Under Armour has brought back founder Kevin Plank as president and CEO. Plank—who had been executive chair of Under Armour’s board—replaced Stephanie Linnartz, a former Marriott executive who had arrived with a three-year recovery plan for the brand but was on the job for only a year.
Company officials have not detailed the full reasoning behind the shift or its timing. But Under Armour’s stock has fallen more than 70% since late 2021, and the fiscal ’24 outlook has been lowered each of the last two quarters, now sitting at an expected 3% to 4% decline in revenue.
“As the company continues to navigate several post-pandemic consumer, industry, and brand-specific factors, we are working hard to reconstitute our strengths and make thoughtful, balanced decisions to drive enduring success,” Plank said.
Industry Downturn
Under Armour is hardly alone in facing such large-scale challenges, and a holiday-season malaise in the market has led to more grim news in early 2024. Adidas just posted its first annual loss since 1992, while Nike is in the midst of a $2 billion cost-cutting effort that involves layoffs.
The Maryland-based Under Armour, however, could be facing the greatest set of challenges. Formed by Plank as an upstart challenger to many of those established, historically steeped giants, the company has struggled mightily in recent years to maintain the strong brand affinity it enjoyed in its early years, and it has had other challenges, such as the end of an on-field licensing deal with the NFL, the payment of a $67.5 million settlement to UCLA following a bitter contract breach dispute, and a series of embarrassing revelations over a toxic work culture.
Investors have not conveyed initial confidence in the return to Plank, as Under Armour shares fell more than 10.7% on Thursday to $7.23 per share, sinking to a level not seen in more than 13 years.

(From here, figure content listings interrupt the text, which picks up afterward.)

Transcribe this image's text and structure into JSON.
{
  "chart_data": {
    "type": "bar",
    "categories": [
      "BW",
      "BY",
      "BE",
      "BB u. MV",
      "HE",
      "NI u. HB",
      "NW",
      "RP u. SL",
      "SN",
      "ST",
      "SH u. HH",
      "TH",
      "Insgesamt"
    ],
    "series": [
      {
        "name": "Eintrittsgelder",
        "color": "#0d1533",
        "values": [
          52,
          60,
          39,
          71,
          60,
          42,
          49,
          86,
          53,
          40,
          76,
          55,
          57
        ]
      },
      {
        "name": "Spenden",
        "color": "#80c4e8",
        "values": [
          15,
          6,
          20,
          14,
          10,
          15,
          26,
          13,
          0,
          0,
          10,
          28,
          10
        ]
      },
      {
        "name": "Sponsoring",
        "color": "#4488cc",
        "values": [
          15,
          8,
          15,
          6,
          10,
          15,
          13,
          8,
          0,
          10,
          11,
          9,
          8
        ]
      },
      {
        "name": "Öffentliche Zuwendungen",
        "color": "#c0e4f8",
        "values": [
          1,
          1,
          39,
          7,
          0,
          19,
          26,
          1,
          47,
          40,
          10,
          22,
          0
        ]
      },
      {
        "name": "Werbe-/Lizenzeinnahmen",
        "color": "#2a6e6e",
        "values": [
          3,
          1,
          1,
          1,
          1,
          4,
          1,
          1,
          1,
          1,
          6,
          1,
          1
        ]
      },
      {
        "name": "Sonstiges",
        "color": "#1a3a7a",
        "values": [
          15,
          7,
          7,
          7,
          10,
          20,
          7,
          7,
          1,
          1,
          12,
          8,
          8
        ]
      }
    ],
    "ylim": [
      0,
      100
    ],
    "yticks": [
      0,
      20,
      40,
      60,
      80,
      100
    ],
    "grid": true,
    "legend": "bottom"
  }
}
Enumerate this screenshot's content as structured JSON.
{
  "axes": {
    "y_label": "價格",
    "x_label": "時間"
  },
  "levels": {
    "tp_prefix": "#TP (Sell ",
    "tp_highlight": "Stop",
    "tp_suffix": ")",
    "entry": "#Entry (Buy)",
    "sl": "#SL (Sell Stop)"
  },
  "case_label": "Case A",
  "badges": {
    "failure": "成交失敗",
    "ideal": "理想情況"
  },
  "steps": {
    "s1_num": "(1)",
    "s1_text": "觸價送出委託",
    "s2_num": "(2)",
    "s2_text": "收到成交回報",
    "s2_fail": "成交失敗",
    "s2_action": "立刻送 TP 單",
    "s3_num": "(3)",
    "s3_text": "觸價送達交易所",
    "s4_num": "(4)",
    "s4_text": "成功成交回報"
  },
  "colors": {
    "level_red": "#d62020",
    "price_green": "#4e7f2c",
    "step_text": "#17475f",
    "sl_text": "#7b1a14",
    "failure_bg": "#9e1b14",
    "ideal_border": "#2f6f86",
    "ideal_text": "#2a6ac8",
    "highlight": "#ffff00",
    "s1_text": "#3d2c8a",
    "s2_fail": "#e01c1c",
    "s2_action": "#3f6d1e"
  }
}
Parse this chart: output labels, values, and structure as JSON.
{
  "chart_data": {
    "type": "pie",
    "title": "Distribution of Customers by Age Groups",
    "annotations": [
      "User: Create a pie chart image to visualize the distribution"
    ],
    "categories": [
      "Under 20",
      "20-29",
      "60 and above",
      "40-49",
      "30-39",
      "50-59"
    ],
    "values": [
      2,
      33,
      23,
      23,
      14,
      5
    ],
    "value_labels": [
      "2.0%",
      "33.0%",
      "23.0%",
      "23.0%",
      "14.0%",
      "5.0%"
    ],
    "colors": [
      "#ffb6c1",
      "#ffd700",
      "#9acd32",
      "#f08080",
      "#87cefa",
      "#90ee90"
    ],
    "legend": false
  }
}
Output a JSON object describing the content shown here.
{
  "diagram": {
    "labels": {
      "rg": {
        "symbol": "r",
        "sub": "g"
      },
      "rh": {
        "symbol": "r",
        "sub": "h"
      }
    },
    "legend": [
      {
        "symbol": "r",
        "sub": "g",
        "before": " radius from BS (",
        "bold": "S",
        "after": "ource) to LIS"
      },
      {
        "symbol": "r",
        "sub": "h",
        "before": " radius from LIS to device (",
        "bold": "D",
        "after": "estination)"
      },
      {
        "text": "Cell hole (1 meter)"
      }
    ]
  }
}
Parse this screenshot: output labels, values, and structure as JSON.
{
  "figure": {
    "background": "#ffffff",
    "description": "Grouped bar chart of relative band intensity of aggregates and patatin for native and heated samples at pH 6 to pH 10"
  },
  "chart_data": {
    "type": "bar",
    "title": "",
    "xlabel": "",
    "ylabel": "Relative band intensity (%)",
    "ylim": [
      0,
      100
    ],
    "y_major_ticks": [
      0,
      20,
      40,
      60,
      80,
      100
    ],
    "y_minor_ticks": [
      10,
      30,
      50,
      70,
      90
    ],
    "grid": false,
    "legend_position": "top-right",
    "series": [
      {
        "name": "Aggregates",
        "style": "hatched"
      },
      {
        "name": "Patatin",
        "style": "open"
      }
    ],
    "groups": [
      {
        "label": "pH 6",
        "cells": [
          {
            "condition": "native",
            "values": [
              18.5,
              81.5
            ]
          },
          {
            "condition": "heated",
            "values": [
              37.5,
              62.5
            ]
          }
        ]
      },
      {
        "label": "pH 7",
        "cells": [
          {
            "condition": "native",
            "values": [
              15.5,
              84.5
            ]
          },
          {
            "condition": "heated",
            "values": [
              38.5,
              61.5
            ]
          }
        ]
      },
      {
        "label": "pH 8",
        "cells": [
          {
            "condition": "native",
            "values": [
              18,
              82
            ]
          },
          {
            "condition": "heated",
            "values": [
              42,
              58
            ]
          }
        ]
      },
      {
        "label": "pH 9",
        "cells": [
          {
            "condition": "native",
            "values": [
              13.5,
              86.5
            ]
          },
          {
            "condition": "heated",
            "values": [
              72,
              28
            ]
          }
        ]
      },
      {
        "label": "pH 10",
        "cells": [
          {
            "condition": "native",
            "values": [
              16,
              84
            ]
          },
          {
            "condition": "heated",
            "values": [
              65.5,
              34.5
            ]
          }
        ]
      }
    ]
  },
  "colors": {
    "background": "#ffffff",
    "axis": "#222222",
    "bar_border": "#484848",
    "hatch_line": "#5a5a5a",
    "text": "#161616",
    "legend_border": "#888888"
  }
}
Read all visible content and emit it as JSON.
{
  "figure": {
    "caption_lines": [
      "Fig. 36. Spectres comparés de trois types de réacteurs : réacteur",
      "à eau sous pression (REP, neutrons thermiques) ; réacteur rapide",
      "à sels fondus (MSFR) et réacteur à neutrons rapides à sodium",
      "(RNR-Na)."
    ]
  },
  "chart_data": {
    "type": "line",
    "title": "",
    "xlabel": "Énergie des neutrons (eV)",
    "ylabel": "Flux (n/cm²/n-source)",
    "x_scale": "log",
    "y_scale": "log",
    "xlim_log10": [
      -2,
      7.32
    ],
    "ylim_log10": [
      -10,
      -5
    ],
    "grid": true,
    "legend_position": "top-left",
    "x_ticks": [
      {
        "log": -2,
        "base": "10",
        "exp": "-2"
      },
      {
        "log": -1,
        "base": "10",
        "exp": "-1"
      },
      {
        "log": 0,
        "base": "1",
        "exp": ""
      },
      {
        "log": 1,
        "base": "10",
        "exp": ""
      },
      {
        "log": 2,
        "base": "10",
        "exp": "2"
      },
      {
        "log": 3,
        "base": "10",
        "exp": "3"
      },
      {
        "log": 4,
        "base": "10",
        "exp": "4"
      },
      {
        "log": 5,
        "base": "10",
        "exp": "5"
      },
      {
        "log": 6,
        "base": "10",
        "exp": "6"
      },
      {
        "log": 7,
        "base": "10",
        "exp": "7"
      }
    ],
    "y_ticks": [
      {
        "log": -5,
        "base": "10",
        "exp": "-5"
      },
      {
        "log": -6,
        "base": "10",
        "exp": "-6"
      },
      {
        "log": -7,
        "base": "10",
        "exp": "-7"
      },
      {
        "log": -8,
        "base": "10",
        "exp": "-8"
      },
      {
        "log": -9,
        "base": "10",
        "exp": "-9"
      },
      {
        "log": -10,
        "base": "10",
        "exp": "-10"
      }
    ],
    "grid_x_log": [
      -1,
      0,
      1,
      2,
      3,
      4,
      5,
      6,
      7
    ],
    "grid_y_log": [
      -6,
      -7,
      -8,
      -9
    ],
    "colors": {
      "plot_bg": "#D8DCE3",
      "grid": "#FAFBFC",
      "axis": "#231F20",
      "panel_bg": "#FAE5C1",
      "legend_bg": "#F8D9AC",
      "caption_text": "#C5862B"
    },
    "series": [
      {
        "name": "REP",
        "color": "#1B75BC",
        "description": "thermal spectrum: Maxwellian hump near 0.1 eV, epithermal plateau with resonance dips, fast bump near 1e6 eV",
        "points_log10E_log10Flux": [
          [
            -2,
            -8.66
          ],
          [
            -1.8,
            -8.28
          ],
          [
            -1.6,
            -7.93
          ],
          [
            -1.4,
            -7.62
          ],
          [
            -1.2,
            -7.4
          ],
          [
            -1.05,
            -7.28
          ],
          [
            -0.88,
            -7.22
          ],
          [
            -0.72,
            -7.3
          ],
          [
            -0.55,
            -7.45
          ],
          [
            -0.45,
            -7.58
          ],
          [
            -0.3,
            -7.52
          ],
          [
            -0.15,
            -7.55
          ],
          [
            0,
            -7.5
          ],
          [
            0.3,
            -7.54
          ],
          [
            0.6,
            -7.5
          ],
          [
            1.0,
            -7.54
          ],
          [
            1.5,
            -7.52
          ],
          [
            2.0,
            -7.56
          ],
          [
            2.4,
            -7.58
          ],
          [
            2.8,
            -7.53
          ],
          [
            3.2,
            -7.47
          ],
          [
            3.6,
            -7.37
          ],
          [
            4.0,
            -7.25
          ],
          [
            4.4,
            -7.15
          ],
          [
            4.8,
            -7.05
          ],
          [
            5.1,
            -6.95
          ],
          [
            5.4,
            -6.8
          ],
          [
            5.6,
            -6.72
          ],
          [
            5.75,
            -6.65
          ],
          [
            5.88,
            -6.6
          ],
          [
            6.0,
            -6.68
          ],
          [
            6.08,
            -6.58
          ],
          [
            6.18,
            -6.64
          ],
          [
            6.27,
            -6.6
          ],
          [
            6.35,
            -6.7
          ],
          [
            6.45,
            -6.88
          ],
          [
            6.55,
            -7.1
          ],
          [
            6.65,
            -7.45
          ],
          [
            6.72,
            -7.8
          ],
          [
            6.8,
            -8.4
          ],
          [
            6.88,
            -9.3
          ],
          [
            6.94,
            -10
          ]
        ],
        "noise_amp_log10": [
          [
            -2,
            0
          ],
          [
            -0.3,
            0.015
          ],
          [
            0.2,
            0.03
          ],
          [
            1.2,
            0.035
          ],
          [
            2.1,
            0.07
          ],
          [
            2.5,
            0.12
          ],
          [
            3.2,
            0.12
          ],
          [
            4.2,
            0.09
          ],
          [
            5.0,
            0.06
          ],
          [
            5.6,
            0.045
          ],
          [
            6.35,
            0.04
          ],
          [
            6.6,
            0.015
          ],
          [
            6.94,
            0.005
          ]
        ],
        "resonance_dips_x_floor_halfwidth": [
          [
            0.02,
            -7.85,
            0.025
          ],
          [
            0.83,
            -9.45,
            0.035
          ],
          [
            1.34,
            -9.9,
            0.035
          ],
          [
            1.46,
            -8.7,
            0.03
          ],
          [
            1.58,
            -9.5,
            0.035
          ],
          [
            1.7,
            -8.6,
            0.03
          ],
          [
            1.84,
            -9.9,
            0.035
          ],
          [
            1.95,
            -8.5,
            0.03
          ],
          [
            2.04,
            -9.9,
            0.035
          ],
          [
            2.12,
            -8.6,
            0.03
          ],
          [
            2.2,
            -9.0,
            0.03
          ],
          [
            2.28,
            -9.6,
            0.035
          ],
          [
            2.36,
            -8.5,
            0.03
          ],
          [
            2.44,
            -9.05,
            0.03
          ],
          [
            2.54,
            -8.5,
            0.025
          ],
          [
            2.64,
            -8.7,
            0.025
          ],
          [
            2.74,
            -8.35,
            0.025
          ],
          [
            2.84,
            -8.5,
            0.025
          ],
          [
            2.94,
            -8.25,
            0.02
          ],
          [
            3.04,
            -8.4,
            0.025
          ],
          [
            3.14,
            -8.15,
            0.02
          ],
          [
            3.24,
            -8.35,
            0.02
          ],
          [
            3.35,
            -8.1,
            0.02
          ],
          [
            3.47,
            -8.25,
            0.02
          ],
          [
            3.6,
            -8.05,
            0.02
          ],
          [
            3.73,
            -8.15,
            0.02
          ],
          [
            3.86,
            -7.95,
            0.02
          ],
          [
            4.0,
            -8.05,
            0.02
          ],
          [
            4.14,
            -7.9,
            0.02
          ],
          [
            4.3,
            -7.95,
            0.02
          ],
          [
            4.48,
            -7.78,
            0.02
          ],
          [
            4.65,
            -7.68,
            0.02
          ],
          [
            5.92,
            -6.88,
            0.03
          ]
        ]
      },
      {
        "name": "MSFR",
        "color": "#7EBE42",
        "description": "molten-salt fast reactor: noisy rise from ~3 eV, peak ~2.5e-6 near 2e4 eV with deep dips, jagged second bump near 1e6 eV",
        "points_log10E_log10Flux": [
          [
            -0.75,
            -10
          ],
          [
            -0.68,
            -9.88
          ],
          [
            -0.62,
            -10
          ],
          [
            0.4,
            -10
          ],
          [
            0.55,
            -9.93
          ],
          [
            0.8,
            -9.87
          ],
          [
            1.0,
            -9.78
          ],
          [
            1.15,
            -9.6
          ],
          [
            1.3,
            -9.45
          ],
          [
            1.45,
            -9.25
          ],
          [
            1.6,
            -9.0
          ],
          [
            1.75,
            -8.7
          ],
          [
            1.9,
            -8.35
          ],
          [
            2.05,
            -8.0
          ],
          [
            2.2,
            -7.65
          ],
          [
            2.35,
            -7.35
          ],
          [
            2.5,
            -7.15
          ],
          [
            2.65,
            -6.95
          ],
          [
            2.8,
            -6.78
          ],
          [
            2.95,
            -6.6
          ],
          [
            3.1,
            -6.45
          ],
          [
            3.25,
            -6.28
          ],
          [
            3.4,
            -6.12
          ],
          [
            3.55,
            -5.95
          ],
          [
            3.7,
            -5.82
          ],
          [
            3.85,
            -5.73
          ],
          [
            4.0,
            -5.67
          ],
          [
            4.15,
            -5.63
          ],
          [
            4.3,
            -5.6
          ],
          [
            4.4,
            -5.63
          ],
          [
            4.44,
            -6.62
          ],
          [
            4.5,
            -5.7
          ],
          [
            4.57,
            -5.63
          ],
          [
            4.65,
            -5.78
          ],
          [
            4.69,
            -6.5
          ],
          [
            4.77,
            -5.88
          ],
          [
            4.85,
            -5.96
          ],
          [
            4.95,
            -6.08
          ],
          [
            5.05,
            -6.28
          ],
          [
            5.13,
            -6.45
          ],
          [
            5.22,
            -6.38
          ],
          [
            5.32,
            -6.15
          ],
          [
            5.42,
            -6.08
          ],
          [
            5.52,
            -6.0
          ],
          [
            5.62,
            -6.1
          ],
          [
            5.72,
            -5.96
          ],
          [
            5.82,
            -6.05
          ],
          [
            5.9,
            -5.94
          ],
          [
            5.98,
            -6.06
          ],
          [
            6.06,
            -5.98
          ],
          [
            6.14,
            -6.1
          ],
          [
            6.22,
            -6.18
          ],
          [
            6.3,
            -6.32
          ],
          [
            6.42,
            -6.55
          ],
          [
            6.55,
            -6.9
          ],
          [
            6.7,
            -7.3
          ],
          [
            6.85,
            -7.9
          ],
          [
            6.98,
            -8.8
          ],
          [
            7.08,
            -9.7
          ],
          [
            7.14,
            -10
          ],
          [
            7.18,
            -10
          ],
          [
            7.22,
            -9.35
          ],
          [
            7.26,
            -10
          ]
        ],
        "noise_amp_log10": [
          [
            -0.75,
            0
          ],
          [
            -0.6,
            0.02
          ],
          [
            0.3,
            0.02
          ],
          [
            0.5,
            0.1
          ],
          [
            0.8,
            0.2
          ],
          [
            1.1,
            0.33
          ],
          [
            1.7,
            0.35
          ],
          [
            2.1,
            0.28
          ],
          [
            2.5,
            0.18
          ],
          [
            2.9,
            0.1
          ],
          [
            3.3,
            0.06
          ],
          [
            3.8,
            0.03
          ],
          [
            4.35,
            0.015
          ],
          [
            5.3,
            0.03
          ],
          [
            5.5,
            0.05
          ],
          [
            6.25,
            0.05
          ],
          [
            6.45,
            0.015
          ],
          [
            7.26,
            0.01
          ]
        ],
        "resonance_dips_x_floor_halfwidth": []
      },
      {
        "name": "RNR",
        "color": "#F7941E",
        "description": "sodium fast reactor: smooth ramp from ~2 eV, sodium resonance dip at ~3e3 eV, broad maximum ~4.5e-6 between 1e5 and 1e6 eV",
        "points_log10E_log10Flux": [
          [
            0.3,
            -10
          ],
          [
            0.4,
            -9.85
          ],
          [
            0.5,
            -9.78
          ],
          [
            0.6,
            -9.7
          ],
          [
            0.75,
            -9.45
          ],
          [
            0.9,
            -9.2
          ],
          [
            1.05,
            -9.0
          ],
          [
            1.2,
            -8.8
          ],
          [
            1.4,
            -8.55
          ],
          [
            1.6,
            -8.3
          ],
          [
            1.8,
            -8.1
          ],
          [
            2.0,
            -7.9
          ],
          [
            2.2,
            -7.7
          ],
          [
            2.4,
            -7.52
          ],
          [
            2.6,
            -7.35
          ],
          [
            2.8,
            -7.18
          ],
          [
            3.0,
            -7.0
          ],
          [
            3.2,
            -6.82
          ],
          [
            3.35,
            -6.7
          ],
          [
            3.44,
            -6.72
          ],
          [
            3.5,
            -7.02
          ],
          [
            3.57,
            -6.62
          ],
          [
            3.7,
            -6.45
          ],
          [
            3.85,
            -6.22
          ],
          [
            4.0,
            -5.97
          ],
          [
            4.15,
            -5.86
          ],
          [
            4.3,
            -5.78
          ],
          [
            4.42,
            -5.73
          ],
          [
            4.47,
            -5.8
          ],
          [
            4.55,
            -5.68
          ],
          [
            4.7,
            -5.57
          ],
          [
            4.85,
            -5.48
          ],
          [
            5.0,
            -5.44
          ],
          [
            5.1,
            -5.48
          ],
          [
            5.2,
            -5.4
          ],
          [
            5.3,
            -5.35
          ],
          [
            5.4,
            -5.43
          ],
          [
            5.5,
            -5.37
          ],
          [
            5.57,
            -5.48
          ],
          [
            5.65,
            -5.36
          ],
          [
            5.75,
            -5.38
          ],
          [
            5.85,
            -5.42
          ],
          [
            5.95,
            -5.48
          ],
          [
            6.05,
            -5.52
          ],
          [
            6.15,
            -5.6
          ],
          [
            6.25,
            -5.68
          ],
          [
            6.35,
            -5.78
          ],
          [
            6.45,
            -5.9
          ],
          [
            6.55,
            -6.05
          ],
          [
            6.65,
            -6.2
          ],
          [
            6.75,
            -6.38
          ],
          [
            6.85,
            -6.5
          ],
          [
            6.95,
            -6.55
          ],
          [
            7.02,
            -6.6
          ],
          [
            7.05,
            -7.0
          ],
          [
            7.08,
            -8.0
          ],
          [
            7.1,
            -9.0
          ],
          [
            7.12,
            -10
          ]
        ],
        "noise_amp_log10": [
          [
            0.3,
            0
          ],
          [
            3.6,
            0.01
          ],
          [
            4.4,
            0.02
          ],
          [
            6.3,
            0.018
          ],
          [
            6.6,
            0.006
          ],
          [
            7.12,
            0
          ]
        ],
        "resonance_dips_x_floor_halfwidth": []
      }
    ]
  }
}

“Mr. Plank’s return is a clear signal that Under Armour’s strategy isn’t working, and supports our field work that [the company’s] key performance indicators continue to deteriorate,” investment banking advisory firm Evercore said in an analyst’s note.
Big Exception to the Trend
Dick’s Sporting Goods on Thursday bucked the trend seen by many of the manufacturers, as well as its own stock slide seen during the second half of last year, and reported quarterly and full-year sales and earnings that beat analyst projections. The company’s shares soared more than 15% to $216.81 per share. A key element of the growth at Dick’s are the brand’s 12 House of Sport stores, with that experiential retail experience expected to expand to more than 75 locations by 2027.
“House of Sport is a significant part of our future growth story,” said Lauren Hobart, Dick’s president and CEO. “All of our core strategies are coming to life, in a dialed-up way, [whether it be] our differentiated product, the access we have there, the service model, or the experiences.”